Although Blank pointed out both studies were observational and retrospective in nature, she wrote that the researchers accounted for all of that in their measures.

“Together, these data suggest that lamotrigine likely is safe in clinical practice and can continue to be used as an effective and well tolerated antiseizure medication,” Blank wrote.

She also told Medscape Medical News that she prescribes the medication in her own practice.

“The studies were important because lamotrigine is an excellent antiseizure medication and it appears to be very well tolerated. Patients tend to like it and do well on it,” said Blank.

“It’s reassuring that two different groups, using slightly different methods, came to the same conclusion that there is not an increased risk for cardiac events in people taking lamotrigine,” she said.

Blank said it is worth noting that the human data do not support the FDA warning label.

Asked whether it would be taking the new findings into consideration regarding its safety warning, a spokesperson for the FDA told Medscape Medical News that, in general, it does not comment on specific studies.

Rather, the organization “evaluates them as part of the body of evidence to further our understanding about a particular issue and assist in our mission to protect public health.”

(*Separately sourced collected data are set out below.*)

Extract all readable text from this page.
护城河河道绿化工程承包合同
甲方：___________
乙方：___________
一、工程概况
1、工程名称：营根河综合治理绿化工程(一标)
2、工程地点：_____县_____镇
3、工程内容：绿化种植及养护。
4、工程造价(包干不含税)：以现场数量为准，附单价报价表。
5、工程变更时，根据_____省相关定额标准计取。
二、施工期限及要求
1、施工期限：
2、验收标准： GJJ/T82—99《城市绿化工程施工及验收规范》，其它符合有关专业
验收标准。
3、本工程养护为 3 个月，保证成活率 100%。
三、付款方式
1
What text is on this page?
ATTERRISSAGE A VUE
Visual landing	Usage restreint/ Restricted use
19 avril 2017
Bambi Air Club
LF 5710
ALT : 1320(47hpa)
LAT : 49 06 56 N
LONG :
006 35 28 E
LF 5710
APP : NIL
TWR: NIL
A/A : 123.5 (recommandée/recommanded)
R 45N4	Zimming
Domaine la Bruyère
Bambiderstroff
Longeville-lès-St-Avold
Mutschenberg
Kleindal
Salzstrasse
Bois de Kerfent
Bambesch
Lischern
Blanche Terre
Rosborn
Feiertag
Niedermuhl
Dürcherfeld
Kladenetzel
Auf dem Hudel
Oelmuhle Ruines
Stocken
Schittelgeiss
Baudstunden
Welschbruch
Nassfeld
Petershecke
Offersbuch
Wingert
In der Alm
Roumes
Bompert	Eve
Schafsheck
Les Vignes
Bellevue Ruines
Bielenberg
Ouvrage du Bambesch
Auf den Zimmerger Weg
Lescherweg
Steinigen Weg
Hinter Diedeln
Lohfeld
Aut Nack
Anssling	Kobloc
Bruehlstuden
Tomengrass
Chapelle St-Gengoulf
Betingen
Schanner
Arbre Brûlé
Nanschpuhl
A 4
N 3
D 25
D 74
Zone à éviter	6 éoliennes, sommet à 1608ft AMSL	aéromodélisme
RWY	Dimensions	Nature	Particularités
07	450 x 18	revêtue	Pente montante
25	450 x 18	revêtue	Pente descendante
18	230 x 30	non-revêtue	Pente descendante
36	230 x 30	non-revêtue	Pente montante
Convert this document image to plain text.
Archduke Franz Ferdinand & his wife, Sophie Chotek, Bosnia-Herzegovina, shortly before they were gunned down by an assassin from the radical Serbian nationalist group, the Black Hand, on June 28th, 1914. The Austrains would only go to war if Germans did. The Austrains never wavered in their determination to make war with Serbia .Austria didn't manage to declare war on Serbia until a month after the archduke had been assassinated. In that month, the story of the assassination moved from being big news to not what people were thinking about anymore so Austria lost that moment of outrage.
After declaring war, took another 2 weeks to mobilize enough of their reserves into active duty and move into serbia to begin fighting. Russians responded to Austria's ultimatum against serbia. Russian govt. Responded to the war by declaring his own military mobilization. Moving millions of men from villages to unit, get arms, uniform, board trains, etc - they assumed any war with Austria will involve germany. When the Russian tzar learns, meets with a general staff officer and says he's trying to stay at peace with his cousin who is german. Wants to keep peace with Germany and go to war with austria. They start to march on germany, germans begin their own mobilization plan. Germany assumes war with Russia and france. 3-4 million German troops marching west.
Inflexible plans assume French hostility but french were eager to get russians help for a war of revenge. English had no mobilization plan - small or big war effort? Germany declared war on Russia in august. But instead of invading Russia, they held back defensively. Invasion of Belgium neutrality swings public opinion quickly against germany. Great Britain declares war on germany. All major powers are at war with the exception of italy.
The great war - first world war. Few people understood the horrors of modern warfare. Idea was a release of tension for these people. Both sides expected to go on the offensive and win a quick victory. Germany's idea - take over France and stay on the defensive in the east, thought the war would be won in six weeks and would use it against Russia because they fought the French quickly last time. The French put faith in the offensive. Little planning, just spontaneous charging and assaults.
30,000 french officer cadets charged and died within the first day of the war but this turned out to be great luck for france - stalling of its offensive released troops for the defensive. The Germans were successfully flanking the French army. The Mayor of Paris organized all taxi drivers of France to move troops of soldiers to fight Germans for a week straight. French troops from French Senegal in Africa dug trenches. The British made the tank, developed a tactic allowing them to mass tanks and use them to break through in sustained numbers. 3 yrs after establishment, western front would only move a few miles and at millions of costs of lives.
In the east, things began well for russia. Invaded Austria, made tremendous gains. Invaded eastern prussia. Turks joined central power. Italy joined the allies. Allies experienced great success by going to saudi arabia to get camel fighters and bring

In addition, a representative for the AES told Medscape Medical News that the organization is not currently working on a statement based on these studies at this time.

Although the first study’s investigators reported having “no financial disclosures or competing interests relevant to the study,” Terman reported having received support from Xenon Pharmaceutical and Jazz Pharmaceutical in the past for unrelated activities. The second study’s investigators and Blank reported having no relevant financial relationships.